You had to face the person you had long avoided, the one you left behind twenty years ago. Or, more precisely, the one who hadn’t crossed the border with you to the City Overlooking the Sea, and had not lived the life you had lived since that moment. The one you hadn’t dragged with you from country to country, along with a small suitcase and a few books, the one who had not known the cold that had chilled you to the bone, who had not seen wars and sieges and how people can eat rats and cats, who had not seen the victims of the plague staggering in the streets and falling on the pavements like autumn leaves. You knew that confrontation was inevitable with this person, who would turn up at the worst of times, fold his arms across his chest, and scrutinise you like an obstinate examiner. He’s not a ghost. But also he’s not flesh and blood. You find it hard to define his status. He exists and that’s it. He’s here, exactly as you left him.
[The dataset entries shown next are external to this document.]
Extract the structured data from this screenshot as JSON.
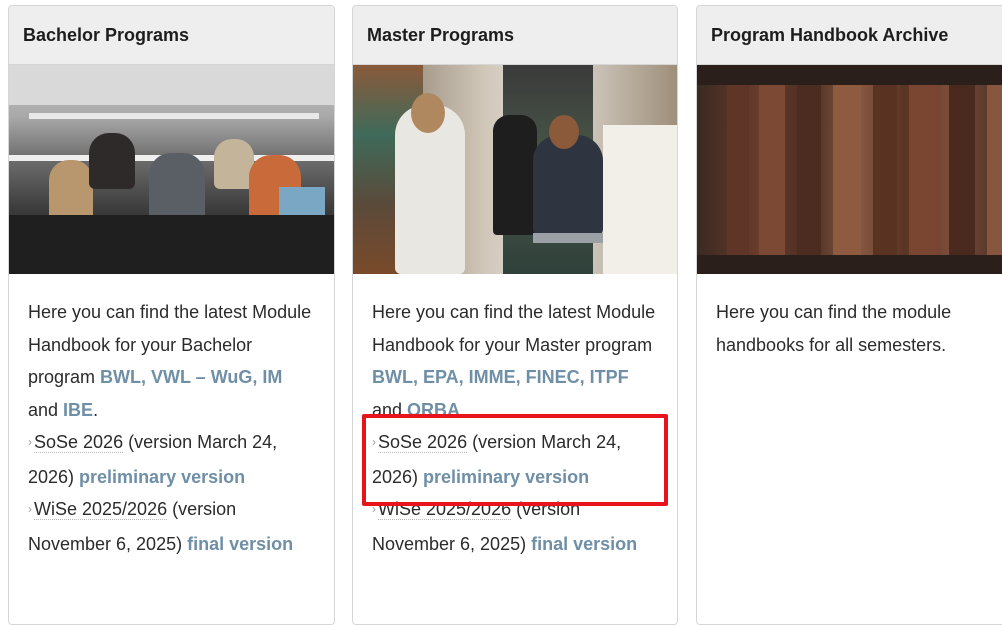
{
  "cards": [
    {
      "title": "Bachelor Programs",
      "intro_text": "Here you can find the latest Module Handbook for your Bachelor program ",
      "programs_a": "BWL, VWL – WuG, IM",
      "and_text": " and ",
      "programs_b": "IBE",
      "end_text": ".",
      "entries": [
        {
          "arrow": "›",
          "term": "SoSe 2026",
          "details": " (version March 24, 2026) ",
          "link": "preliminary version"
        },
        {
          "arrow": "›",
          "term": "WiSe 2025/2026",
          "details": " (version November 6, 2025) ",
          "link": "final version"
        }
      ]
    },
    {
      "title": "Master Programs",
      "intro_text": "Here you can find the latest Module Handbook for your Master program ",
      "programs_a": "BWL, EPA, IMME, FINEC, ITPF",
      "and_text": " and ",
      "programs_b": "ORBA",
      "end_text": ".",
      "entries": [
        {
          "arrow": "›",
          "term": "SoSe 2026",
          "details": " (version March 24, 2026) ",
          "link": "preliminary version"
        },
        {
          "arrow": "›",
          "term": "WiSe 2025/2026",
          "details": " (version November 6, 2025) ",
          "link": "final version"
        }
      ]
    },
    {
      "title": "Program Handbook Archive",
      "intro_text": "Here you can find the module handbooks for all semesters."
    }
  ],
  "colors": {
    "link": "#6f8fa6",
    "highlight": "#e8141b",
    "header_bg": "#eeeeee"
  }
}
That night you sat alone, as usual, on the balcony after the rest of the family had gone to bed one by one. The coughing and the insomnia, which had disappeared on your first nights, now recurred. Your remaining family did not stay up late on the balcony as they did in the old days. The nights of the past now came back to you, with their smells, the carefree laughter, the stories told in three or four versions. Your grandfather’s version. Your grandmother’s version. Your father’s version. Your mother’s version. It was usually the last version that decided between the other versions, because your mother had an extraordinary memory and could reconstruct faces, events and words with an accuracy unrivalled by anyone else in the family or in the neighbourhood. You felt there was someone hovering around you. There was someone waiting for this opportunity. Maybe you were waiting too.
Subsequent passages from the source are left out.